I'll go turn on the air conditioning, Jun says.
His mouth his dry. He takes a step to leave.
Wait, Ohno says.
Can I just--
Ohno takes one step forward, one step to move in, and brushes his lips against Jun's.
Good, Ohno mutters afterward in a puff of breath. It's as if he has just dipped his hand into a lake and determined the water cool enough to swim in.
Jun inhales sharply. He has no idea what to do, what the right thing to do is. There is no blueprint available for this situation, no instructions to follow.
This is not another random hook-up with the coolest-looking guy at the club in the leather trousers and studs. It's just seven minutes past one o'clock in the morning. It's just Leader.
Except it is not just Leader, and this is not just something to dismiss.
So Jun takes Ohno's elbows in his hands and eases him up against the wall, gently, slowly, before shoving hard. It's like Jun wants to wake up tomorrow morning to see holes dug into the plaster from Ohno's shoulder blades. It's like he's trying to gauge whether this is real or not.
Sorry, Jun says, after they have stared at each other long enough. Did that hurt?
Ohno shakes his head.
Jun, he says quietly.
Jun's instant remedy to any tension in his body: Ohno beginning a sentence with his name.
Jun, Ohno says again. It's okay. I'm staying.
He raises one hand and presses the tips of his fingers against Jun's lips.
Two days, Jun mumbles.
Just two, Ohno agrees. But two more than you're used to.
Jun closes his eyes.
In the morning, he hopes there will be a shower running for him, and a hand on his arm, and his name rolling through the morning air like birdsong. He hopes because he has to.
Or maybe he hopes because he wants to.
Thank you, Jun says. I need this.
I know, Ohno begins, in the same tone of voice like he is embarking on another journey into the water, this time deeper. So will you--?
Jun lets himself go. When his head dips, Ohno's lips are already there to meet him.
And it's a kiss, Jun thinks, worthy of a well-lit home and sleeping in with someone else to be your blanket.
Ohno rolls into bed like he has been standing for hours, like his knees have finally buckled, given out.
My lips are bruised, Ohno says after a beat. He is pouting.
Jun throws a pillow at him.
Shut up, he says, and leans over, elbows digging into the mattress.
Ohno presses the tips of his fingers against Jun's lips, again.
Gentle, he reminds.
Right, Jun breathes, I know.
The kiss is like the softest summer breeze, playing round curtains at dusk--balmy and lazy and sweet.
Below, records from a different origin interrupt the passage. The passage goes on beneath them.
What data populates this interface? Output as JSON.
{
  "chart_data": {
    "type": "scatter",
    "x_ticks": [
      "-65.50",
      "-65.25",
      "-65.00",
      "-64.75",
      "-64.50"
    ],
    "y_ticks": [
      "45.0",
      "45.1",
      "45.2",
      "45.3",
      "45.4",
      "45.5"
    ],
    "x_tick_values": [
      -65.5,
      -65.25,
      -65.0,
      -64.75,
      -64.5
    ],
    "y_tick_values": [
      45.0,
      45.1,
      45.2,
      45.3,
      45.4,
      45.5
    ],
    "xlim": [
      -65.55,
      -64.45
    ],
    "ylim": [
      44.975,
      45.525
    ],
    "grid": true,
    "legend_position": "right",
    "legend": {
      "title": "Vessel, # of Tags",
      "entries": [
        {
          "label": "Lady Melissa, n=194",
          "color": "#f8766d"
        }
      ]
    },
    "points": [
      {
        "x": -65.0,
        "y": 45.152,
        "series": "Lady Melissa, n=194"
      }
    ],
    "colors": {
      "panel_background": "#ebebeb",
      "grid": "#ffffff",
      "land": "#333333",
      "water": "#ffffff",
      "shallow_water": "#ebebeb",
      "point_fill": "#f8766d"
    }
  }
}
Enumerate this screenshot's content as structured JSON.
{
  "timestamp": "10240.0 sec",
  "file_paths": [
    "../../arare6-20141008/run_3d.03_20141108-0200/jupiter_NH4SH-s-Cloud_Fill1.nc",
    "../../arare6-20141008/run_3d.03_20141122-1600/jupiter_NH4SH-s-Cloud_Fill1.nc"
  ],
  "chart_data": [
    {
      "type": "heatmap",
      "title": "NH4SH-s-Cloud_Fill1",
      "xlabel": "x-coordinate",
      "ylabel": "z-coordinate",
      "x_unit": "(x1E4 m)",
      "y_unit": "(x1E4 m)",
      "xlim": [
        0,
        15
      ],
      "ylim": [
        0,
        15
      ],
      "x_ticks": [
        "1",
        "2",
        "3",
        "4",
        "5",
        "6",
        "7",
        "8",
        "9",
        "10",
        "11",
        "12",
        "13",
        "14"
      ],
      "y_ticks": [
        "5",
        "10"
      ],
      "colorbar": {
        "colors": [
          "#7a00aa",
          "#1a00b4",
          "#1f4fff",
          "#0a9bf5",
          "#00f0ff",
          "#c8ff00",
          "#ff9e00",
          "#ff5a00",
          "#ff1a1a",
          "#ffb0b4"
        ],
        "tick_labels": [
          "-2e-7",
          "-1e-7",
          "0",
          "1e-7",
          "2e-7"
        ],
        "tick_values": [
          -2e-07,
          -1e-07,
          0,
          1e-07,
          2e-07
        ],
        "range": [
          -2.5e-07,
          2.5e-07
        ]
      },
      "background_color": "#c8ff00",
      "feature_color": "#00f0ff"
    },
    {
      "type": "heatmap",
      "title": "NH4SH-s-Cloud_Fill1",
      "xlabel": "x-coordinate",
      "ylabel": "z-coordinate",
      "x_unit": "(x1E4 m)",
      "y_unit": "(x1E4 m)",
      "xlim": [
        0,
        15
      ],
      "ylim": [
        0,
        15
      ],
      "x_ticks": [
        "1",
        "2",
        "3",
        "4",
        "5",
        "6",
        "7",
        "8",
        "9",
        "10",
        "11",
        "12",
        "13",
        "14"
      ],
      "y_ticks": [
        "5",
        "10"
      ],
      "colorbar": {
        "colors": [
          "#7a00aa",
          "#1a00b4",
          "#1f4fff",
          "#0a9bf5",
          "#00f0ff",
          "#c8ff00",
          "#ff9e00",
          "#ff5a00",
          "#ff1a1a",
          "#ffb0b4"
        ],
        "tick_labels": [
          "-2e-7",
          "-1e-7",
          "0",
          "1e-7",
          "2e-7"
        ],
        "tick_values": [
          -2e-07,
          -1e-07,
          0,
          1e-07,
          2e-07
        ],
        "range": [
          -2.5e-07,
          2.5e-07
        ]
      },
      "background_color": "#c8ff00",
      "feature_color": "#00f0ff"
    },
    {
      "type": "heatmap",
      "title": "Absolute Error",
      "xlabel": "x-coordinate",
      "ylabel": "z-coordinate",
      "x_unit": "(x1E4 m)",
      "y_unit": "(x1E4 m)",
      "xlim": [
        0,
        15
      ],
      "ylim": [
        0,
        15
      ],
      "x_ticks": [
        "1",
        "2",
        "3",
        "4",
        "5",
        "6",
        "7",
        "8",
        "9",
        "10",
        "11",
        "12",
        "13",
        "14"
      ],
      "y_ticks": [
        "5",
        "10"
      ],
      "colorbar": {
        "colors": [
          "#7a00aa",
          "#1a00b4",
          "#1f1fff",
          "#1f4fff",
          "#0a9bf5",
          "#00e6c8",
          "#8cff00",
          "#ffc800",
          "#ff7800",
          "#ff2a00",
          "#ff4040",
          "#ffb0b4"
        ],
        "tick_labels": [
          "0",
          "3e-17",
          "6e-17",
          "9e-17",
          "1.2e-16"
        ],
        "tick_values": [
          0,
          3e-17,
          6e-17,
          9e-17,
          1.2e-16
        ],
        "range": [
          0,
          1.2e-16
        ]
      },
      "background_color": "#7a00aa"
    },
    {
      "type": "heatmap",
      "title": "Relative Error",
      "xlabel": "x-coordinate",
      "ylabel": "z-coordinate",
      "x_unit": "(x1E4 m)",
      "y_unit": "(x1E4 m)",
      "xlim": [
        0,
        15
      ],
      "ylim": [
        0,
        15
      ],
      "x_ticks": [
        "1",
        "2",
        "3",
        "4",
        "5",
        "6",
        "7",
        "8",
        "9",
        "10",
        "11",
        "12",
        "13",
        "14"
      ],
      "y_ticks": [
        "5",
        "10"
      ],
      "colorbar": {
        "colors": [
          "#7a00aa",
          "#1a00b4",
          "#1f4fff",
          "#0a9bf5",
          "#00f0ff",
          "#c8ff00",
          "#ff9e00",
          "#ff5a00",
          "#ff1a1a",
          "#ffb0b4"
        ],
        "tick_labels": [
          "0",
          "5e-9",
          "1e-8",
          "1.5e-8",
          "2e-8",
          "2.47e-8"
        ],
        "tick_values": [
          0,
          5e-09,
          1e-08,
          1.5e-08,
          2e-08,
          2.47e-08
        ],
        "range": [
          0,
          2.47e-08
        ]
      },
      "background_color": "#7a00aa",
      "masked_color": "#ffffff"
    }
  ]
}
Even Jun's tongue is playful, and Ohno lets him in without a second thought.
Good night, Jun whispers.
You would be that type, Jun-kun, Ohno says, laughing slightly. Do you give all of them good-night kisses?
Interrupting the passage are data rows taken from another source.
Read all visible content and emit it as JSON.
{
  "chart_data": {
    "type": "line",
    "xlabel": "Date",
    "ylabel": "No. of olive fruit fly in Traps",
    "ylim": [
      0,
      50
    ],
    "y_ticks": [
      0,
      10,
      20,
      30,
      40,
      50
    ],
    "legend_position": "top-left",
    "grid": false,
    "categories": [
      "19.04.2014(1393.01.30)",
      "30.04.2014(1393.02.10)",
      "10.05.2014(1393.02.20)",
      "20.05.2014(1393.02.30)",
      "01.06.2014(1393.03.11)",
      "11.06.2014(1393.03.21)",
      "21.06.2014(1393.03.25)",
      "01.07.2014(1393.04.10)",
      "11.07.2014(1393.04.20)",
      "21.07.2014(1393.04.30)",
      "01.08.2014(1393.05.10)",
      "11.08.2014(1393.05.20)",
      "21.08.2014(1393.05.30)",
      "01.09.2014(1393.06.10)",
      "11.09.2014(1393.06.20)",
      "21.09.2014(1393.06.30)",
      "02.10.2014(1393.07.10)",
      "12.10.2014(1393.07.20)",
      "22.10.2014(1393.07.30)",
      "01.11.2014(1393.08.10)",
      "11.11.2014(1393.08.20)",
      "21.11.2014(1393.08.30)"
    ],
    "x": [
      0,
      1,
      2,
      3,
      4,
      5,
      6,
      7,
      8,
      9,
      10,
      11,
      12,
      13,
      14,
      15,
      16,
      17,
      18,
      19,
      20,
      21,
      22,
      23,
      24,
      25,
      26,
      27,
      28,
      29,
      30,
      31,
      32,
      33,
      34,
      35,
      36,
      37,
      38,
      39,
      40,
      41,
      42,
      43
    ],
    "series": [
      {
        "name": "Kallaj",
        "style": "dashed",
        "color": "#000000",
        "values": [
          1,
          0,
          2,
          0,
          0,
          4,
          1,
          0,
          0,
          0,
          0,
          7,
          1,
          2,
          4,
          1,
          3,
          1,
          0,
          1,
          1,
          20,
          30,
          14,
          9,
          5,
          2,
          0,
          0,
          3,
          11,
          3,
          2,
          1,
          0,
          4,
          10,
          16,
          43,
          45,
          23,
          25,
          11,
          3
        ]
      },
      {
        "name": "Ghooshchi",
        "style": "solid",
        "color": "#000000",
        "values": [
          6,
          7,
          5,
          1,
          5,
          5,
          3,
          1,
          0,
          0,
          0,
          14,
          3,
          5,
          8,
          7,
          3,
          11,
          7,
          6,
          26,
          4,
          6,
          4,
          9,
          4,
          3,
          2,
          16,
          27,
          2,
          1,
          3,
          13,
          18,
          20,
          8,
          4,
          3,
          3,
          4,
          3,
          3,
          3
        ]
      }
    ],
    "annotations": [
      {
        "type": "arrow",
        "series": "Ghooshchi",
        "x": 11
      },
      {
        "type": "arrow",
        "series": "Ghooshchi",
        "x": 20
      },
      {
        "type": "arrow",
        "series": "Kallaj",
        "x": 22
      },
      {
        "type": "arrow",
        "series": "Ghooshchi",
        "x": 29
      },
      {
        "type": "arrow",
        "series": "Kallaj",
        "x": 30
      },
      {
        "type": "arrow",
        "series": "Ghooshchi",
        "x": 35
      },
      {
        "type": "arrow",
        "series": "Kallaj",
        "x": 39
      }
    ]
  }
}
Five past midnight, and a pocket of silence falls over Jun's room.
No, Jun finally says. He is sure of it.
There are good-night other things, he continues, and they're not really so good night as they are drunken and horny early morning (but Jun doesn't say any of that last part).
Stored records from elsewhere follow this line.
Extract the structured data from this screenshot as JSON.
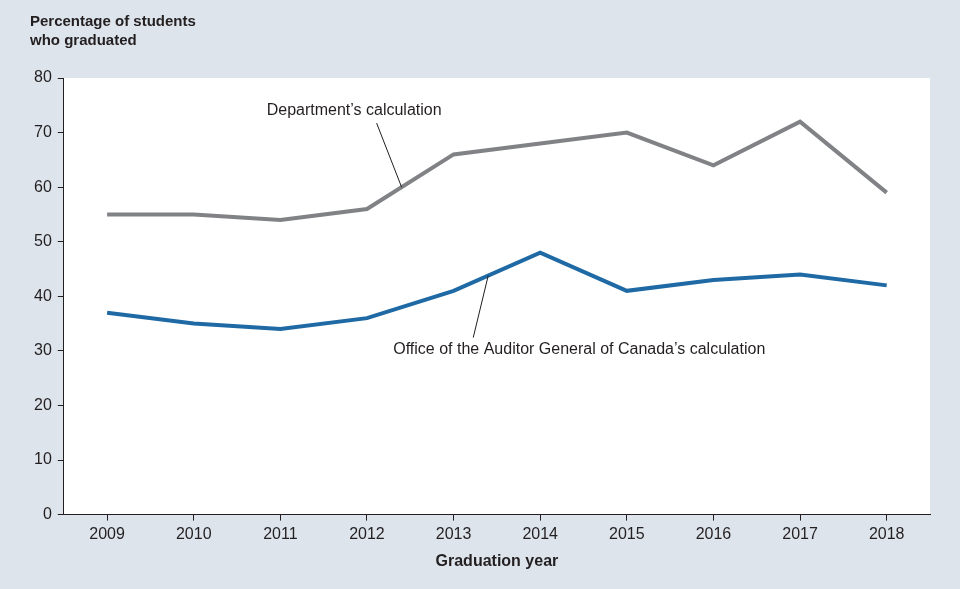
{
  "chart_data": {
    "type": "line",
    "y_label": "Percentage of students who graduated",
    "x_label": "Graduation year",
    "categories": [
      "2009",
      "2010",
      "2011",
      "2012",
      "2013",
      "2014",
      "2015",
      "2016",
      "2017",
      "2018"
    ],
    "series": [
      {
        "name": "Department’s calculation",
        "color": "#808285",
        "values": [
          55,
          55,
          54,
          56,
          66,
          68,
          70,
          64,
          72,
          59
        ]
      },
      {
        "name": "Office of the Auditor General of Canada’s calculation",
        "color": "#1f6aa5",
        "values": [
          37,
          35,
          34,
          36,
          41,
          48,
          41,
          43,
          44,
          42
        ]
      }
    ],
    "ylim": [
      0,
      80
    ],
    "yticks": [
      0,
      10,
      20,
      30,
      40,
      50,
      60,
      70,
      80
    ],
    "grid": false
  }
}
Ohno stretches, the tips of his toes reaching the edge of the bed and fingers wiggling at the wall. Then he sits up to pull the covers over both of them.
Good night, Jun-kun, Ohno says quietly.
Jun realizes quickly that the bed is not actually big enough for both them. Ohno's hand is somewhere near the small of his back, brushing against the end of Jun's spine.
If he is asking for something, Jun is fine with it, but not tonight. Tonight, right now, is just perfect.
Two more days, he thinks.
He falls asleep. He is warm, warm all over.